I try to use pipeline, and want to set the maximal length for both tokenizer and the generation process. However, if I try:
prompt = 'What is the answer of 1 + 1?'
pipe = pipeline(
"text-generation",
tokenizer=tokenizer,
model=model,
do_sample=True,
truncation=True,
padding='max_length',
num_return_sequences=2,
temperature=1.0,
num_beams=1,
max_length=1024,
)
messages = [
{"role": "user", "content": prompt},
]
ret = pipe(messages)
I will get an error message:
ValueError: Input length of input_ids is 1024, but `max_length` is set to 1024. This can lead to unexpected behavior.

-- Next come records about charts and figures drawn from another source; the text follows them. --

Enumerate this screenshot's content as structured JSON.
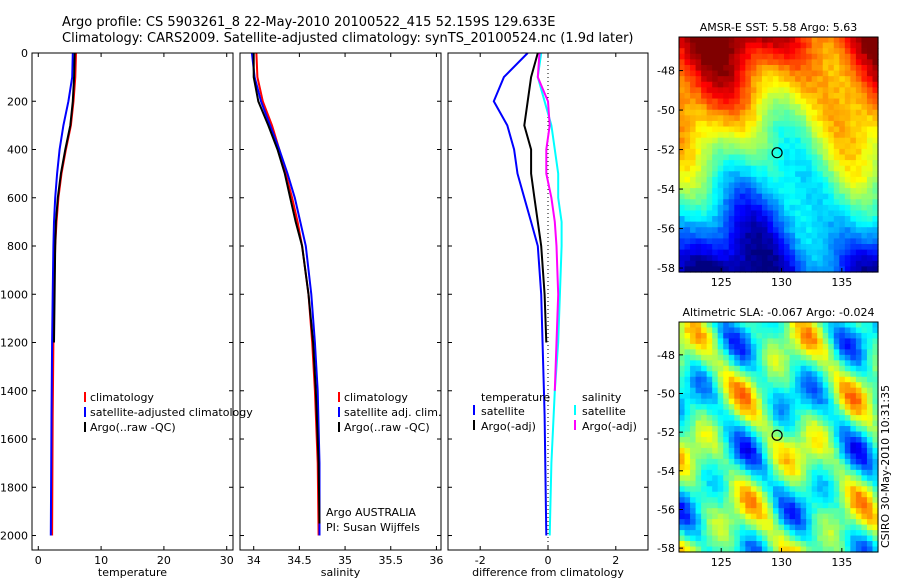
{
  "header": {
    "line1": "Argo profile: CS 5903261_8 22-May-2010 20100522_415 52.159S 129.633E",
    "line2": "Climatology: CARS2009. Satellite-adjusted climatology: synTS_20100524.nc (1.9d later)"
  },
  "side_credit": "CSIRO 30-May-2010 10:31:35",
  "colors": {
    "climatology": "#ff0000",
    "satellite": "#0000ff",
    "argo": "#000000",
    "sat_sal_diff": "#00ffff",
    "argo_sal_diff": "#ff00ff"
  },
  "chart_data": [
    {
      "type": "line",
      "xlabel": "temperature",
      "ylabel": "",
      "xlim": [
        -1,
        31
      ],
      "ylim": [
        2060,
        0
      ],
      "y_reversed": true,
      "xticks": [
        "0",
        "10",
        "20",
        "30"
      ],
      "yticks": [
        "0",
        "200",
        "400",
        "600",
        "800",
        "1000",
        "1200",
        "1400",
        "1600",
        "1800",
        "2000"
      ],
      "legend": [
        "climatology",
        "satellite-adjusted climatology",
        "Argo(..raw -QC)"
      ],
      "series": [
        {
          "name": "climatology",
          "color": "#ff0000",
          "x": [
            6.0,
            5.9,
            5.6,
            5.2,
            4.4,
            3.7,
            3.2,
            2.9,
            2.7,
            2.5,
            2.4,
            2.3,
            2.2
          ],
          "y": [
            0,
            100,
            200,
            300,
            400,
            500,
            600,
            700,
            800,
            1000,
            1200,
            1500,
            2000
          ]
        },
        {
          "name": "satellite-adjusted climatology",
          "color": "#0000ff",
          "x": [
            5.5,
            5.4,
            4.8,
            4.0,
            3.4,
            3.0,
            2.7,
            2.5,
            2.4,
            2.3,
            2.2,
            2.1,
            2.0
          ],
          "y": [
            0,
            100,
            200,
            300,
            400,
            500,
            600,
            700,
            800,
            1000,
            1200,
            1500,
            2000
          ]
        },
        {
          "name": "Argo(..raw -QC)",
          "color": "#000000",
          "x": [
            5.8,
            5.7,
            5.5,
            5.1,
            4.3,
            3.6,
            3.1,
            2.8,
            2.7,
            2.6,
            2.5
          ],
          "y": [
            0,
            100,
            200,
            300,
            400,
            500,
            600,
            700,
            800,
            1000,
            1200
          ]
        }
      ]
    },
    {
      "type": "line",
      "xlabel": "salinity",
      "xlim": [
        33.85,
        36.05
      ],
      "ylim": [
        2060,
        0
      ],
      "y_reversed": true,
      "xticks": [
        "34",
        "34.5",
        "35",
        "35.5",
        "36"
      ],
      "legend": [
        "climatology",
        "satellite adj. clim.",
        "Argo(..raw -QC)"
      ],
      "annotation": [
        "Argo AUSTRALIA",
        "PI: Susan Wijffels"
      ],
      "series": [
        {
          "name": "climatology",
          "color": "#ff0000",
          "x": [
            34.03,
            34.04,
            34.1,
            34.2,
            34.28,
            34.35,
            34.42,
            34.48,
            34.53,
            34.6,
            34.64,
            34.67,
            34.7,
            34.71
          ],
          "y": [
            0,
            100,
            200,
            300,
            400,
            500,
            600,
            700,
            800,
            1000,
            1200,
            1400,
            1700,
            2000
          ]
        },
        {
          "name": "satellite adj. clim.",
          "color": "#0000ff",
          "x": [
            33.98,
            34.01,
            34.08,
            34.18,
            34.28,
            34.37,
            34.45,
            34.51,
            34.57,
            34.63,
            34.67,
            34.7,
            34.72,
            34.72
          ],
          "y": [
            0,
            100,
            200,
            300,
            400,
            500,
            600,
            700,
            800,
            1000,
            1200,
            1400,
            1700,
            2000
          ]
        },
        {
          "name": "Argo(..raw -QC)",
          "color": "#000000",
          "x": [
            34.0,
            34.0,
            34.05,
            34.16,
            34.26,
            34.34,
            34.4,
            34.46,
            34.53,
            34.6,
            34.65,
            34.68,
            34.71,
            34.72
          ],
          "y": [
            0,
            100,
            200,
            300,
            400,
            500,
            600,
            700,
            800,
            1000,
            1200,
            1400,
            1700,
            1950
          ]
        }
      ]
    },
    {
      "type": "line",
      "xlabel": "difference from climatology",
      "xlim": [
        -2.95,
        2.95
      ],
      "ylim": [
        2060,
        0
      ],
      "y_reversed": true,
      "xticks": [
        "-2",
        "0",
        "2"
      ],
      "legend": [
        "temperature",
        "satellite",
        "Argo(-adj)",
        "salinity",
        "satellite",
        "Argo(-adj)"
      ],
      "series": [
        {
          "name": "temperature satellite",
          "color": "#0000ff",
          "x": [
            -0.6,
            -1.3,
            -1.6,
            -1.2,
            -1.0,
            -0.9,
            -0.7,
            -0.5,
            -0.3,
            -0.2,
            -0.1,
            -0.05
          ],
          "y": [
            0,
            100,
            200,
            300,
            400,
            500,
            600,
            700,
            800,
            1000,
            1500,
            2000
          ]
        },
        {
          "name": "temperature Argo(-adj)",
          "color": "#000000",
          "x": [
            -0.3,
            -0.5,
            -0.6,
            -0.7,
            -0.5,
            -0.5,
            -0.4,
            -0.3,
            -0.2,
            -0.1,
            -0.05
          ],
          "y": [
            0,
            100,
            200,
            300,
            400,
            500,
            600,
            700,
            800,
            1000,
            1200
          ]
        },
        {
          "name": "salinity satellite",
          "color": "#00ffff",
          "x": [
            -0.2,
            -0.3,
            -0.1,
            0.1,
            0.2,
            0.3,
            0.3,
            0.4,
            0.4,
            0.35,
            0.3,
            0.2,
            0.1,
            0.05
          ],
          "y": [
            0,
            100,
            200,
            300,
            400,
            500,
            600,
            700,
            800,
            1000,
            1200,
            1400,
            1700,
            2000
          ]
        },
        {
          "name": "salinity Argo(-adj)",
          "color": "#ff00ff",
          "x": [
            -0.25,
            -0.3,
            0.0,
            0.05,
            -0.05,
            -0.05,
            0.1,
            0.2,
            0.25,
            0.3,
            0.25,
            0.2
          ],
          "y": [
            0,
            100,
            200,
            300,
            400,
            500,
            600,
            700,
            800,
            1000,
            1200,
            1400
          ]
        }
      ]
    },
    {
      "type": "heatmap",
      "title": "AMSR-E SST: 5.58 Argo: 5.63",
      "xlim": [
        121.5,
        138
      ],
      "ylim": [
        -58.2,
        -46.3
      ],
      "xticks": [
        "125",
        "130",
        "135"
      ],
      "yticks": [
        "-48",
        "-50",
        "-52",
        "-54",
        "-56",
        "-58"
      ],
      "marker": {
        "lon": 129.633,
        "lat": -52.159
      }
    },
    {
      "type": "heatmap",
      "title": "Altimetric SLA: -0.067 Argo: -0.024",
      "xlim": [
        121.5,
        138
      ],
      "ylim": [
        -58.2,
        -46.3
      ],
      "xticks": [
        "125",
        "130",
        "135"
      ],
      "yticks": [
        "-48",
        "-50",
        "-52",
        "-54",
        "-56",
        "-58"
      ],
      "marker": {
        "lon": 129.633,
        "lat": -52.159
      }
    }
  ]
}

You should consider increasing `max_length` or, better yet, setting `max_new_tokens`.
Therefore, I set max_new_tokens
according to the error message as follow:
prompt = 'What is the answer of 1 + 1?'
pipe = pipeline(
"text-generation",
tokenizer=tokenizer,
model=model,
do_sample=True,
truncation=True,
padding='max_length',
num_return_sequences=2,
temperature=1.0,
num_beams=1,
max_length=1024,
max_new_tokens=512,
)
messages = [
{"role": "user", "content": prompt},
]
ret = pipe(messages)
However, I will get a warning all the time:
Both `max_new_tokens` (=512) and `max_length`(=1024) seem to have been set. `max_new_tokens` will take precedence. Please refer to the documentation for more information. (https://huggingface.co/docs/transformers/main/en/main_classes/text_generation)`.
I wonder what would be the correct way to set max_length
parameter for both tokenizer and the momdel.generate(…)? Should I use alternative arguments in pipeline?